Ah, I see that you come to us after earning many honors, accreditations and certifications. MCSE, CCNP, PMP—the many letters flow from my mouth like e-mails from the outbox of a marketing flack.
Yes, titles are truly impressive. But they mean nothing within the true disciplines of the IT professional. They are but letters on the keyboard. Only by doing, by actually striving against the many hazards and obstacles that arise within a business IT department every day, may you gain true IT wisdom.
The procedures, steps and practices you have learned may work well within the clean environment of the classroom, but in the real world of business IT, they can grind to a scratchy halt like an opened hard drive exposed to a dusty room.
Young student, like a wireless access point that spreads its antennas to welcome connecting laptops, you must open yourself to the actual experiences of a working IT professional.
Take the simple parable of upgrading business systems.

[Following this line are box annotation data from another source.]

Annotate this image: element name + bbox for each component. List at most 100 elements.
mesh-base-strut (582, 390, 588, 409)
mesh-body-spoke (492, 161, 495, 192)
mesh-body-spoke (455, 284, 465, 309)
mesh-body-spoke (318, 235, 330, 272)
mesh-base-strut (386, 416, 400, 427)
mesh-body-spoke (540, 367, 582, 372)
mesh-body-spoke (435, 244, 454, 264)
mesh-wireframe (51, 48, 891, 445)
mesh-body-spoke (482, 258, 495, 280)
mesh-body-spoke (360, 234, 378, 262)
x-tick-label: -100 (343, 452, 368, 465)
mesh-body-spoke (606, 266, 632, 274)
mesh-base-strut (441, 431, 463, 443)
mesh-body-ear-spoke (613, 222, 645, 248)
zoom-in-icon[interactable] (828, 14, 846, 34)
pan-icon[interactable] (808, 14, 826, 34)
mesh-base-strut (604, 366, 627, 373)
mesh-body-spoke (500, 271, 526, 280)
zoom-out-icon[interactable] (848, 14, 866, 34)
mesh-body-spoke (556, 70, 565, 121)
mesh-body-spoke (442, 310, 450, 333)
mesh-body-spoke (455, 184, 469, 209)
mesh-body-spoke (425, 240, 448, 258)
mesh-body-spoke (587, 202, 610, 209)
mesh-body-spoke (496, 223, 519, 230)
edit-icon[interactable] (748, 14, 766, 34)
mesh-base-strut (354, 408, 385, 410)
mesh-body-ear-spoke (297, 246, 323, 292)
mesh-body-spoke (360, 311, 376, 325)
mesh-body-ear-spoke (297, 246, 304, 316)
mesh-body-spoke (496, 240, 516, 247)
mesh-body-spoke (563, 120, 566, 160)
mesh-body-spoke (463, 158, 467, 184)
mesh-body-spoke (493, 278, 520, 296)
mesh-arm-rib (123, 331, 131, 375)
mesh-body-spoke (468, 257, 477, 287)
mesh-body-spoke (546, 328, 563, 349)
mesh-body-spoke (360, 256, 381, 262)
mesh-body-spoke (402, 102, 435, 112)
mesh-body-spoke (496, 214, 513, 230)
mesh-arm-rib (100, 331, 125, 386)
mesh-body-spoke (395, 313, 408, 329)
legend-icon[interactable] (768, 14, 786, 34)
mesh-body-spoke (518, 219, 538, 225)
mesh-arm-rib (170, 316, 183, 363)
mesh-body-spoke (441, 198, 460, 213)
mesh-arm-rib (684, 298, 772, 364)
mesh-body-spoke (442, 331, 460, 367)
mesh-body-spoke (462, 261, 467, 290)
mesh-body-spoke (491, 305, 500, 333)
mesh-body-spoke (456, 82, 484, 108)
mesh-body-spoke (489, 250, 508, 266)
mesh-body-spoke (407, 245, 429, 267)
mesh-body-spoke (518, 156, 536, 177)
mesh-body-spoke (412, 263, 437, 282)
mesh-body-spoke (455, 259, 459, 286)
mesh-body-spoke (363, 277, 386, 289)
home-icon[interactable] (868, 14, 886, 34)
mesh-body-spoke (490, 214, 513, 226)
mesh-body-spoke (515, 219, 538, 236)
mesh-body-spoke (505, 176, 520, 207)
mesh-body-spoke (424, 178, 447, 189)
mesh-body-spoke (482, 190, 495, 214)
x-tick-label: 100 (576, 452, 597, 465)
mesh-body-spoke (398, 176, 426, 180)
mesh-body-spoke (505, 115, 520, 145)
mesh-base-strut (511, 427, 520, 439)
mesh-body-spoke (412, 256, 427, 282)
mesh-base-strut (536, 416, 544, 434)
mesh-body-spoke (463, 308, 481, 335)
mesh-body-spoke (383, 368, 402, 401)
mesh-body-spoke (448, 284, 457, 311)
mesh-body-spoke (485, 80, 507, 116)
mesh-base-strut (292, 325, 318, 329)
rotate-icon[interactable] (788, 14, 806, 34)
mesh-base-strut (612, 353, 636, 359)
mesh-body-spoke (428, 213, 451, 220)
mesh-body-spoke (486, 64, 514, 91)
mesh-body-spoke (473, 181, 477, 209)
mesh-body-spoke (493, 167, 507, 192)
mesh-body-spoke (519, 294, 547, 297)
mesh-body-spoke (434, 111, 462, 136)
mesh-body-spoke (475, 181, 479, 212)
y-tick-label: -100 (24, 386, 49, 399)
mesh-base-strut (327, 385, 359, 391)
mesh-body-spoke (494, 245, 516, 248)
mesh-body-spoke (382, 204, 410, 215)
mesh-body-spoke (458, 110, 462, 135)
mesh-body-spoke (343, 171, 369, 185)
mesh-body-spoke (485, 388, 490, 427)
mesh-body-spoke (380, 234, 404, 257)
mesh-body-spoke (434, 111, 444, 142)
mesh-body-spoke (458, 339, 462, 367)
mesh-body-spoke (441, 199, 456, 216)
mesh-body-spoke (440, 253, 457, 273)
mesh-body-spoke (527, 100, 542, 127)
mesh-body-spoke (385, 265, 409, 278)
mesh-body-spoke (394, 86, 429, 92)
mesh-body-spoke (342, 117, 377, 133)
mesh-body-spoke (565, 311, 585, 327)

You smile, thinking, what could be easier? But like an anti-spam system with many false positives, you are overeager.
The system upgrades will require great coordination among many different groups and IT workers. Did your certification class teach you how to deal with the maverick IT colleagues who try to do everything themselves? Or the business group manager who insists that every legacy application work exactly the same on the upgraded systems?

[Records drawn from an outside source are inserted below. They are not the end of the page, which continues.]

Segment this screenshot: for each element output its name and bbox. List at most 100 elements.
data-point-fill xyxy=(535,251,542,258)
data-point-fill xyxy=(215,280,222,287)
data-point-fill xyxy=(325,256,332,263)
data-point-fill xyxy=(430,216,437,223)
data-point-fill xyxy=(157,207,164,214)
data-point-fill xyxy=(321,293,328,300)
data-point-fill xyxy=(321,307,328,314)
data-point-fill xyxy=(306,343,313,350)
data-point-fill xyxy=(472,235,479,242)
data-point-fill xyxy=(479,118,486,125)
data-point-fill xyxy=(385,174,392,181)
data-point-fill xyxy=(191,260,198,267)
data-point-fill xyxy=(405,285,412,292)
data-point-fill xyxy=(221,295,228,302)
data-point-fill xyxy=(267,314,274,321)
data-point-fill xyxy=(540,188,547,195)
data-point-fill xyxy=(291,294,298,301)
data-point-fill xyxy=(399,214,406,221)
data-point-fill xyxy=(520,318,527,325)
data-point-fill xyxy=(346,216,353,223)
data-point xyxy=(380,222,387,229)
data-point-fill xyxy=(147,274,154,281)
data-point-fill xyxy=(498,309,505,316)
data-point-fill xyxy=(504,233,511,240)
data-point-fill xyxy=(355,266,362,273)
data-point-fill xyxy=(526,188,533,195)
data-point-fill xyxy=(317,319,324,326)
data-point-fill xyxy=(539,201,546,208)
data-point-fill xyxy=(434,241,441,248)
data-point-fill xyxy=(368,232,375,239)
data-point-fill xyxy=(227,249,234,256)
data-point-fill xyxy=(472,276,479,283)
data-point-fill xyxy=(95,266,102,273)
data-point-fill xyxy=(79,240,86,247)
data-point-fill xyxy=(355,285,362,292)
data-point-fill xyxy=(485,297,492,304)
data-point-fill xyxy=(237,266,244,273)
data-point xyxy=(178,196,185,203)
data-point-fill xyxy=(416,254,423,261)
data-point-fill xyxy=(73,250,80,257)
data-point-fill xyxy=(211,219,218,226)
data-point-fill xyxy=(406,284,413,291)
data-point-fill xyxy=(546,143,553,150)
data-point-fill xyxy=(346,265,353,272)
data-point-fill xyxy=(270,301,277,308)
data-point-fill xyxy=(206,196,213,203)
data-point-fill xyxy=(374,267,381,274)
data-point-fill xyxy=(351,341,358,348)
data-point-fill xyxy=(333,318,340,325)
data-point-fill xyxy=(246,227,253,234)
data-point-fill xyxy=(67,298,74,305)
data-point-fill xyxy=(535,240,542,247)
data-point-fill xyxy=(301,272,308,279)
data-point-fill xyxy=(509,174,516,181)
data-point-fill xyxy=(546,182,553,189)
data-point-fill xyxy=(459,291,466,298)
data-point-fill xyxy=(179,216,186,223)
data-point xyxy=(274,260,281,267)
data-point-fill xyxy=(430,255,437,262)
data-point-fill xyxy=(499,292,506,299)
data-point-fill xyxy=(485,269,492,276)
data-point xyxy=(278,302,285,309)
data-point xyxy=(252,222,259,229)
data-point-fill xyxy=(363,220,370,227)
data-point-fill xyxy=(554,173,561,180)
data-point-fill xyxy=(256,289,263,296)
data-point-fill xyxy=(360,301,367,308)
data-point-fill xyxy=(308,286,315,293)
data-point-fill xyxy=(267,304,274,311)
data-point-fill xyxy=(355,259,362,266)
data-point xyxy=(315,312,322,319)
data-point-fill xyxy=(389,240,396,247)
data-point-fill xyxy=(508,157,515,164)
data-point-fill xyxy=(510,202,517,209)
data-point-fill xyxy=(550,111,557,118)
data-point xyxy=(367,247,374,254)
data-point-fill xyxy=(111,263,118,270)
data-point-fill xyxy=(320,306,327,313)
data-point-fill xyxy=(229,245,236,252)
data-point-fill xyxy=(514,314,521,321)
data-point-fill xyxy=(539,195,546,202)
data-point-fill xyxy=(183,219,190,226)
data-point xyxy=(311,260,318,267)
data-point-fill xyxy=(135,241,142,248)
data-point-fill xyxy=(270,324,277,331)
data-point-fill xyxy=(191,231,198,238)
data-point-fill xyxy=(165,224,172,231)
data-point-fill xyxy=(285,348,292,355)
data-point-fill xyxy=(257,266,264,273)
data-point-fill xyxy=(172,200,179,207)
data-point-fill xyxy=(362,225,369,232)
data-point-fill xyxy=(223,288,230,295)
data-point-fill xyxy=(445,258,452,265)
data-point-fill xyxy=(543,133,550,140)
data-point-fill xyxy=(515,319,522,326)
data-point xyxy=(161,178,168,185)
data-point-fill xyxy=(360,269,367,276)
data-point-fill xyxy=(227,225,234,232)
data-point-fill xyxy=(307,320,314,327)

No class or training course can teach you this. Only the act of doing, of gaining mastery through actual experience, can create an IT professional who can handle these problems as a router handles network packets.
Now, young student, you look puzzled. But we are not asking you to do the impossible, such as walk on rice paper without leaving an impression.
But, now that I think of it, that does bring to mind another parable—that of the evil rootkit, which moves stealthily through company servers and systems without leaving a trace.
Perhaps your security training classes taught you how to identify a system that may have been compromised by a rootkit. The class may have even taught you how to remove the offending rootkit.
But these test systems and scenarios are as unlike a true business system as a 3-D user interface is to the real world.
Tell me, young student, how will you detect unusual rootkit activity from a server that already generates a wide variety of traffic? And how will you clean the rootkit from the server without damaging or losing vital company information?
So, you see, while your many certifications are welcome in that they show that you care to better yourself, in the truly enlightened world of business IT, only experience and knowledge can create an IT professional able to think on his or her feet and creatively respond to challenges and problems that no training course can re-create.
And while it has long been true that many of the more foolish masters of IT professionals have sought out workers based solely on these amalgamations of letters, we priests of IT have been working hard to teach the less-enlightened masters the value of true experience when hiring an IT professional.
And though many of the ignorant masters who hire IT workers remain closed off, like a user system with a poorly configured firewall, we finally are seeing some advancement in the hiring of experienced IT professionals.
You see, you have a long road ahead to learn the skills and knowledge to become a true IT professional. I will accept you into my teachings, and, from now on, you will be known as Frogger.
So, Frogger, how will you know when you are ready to leave? You will be ready when you have gained the skills to take the RFID-enabled key card from my hand.
And you also will have access to the secret IT break room—the one with the large-screen TV and the XBox 360. After all, knowledge and inner peace isnt everything.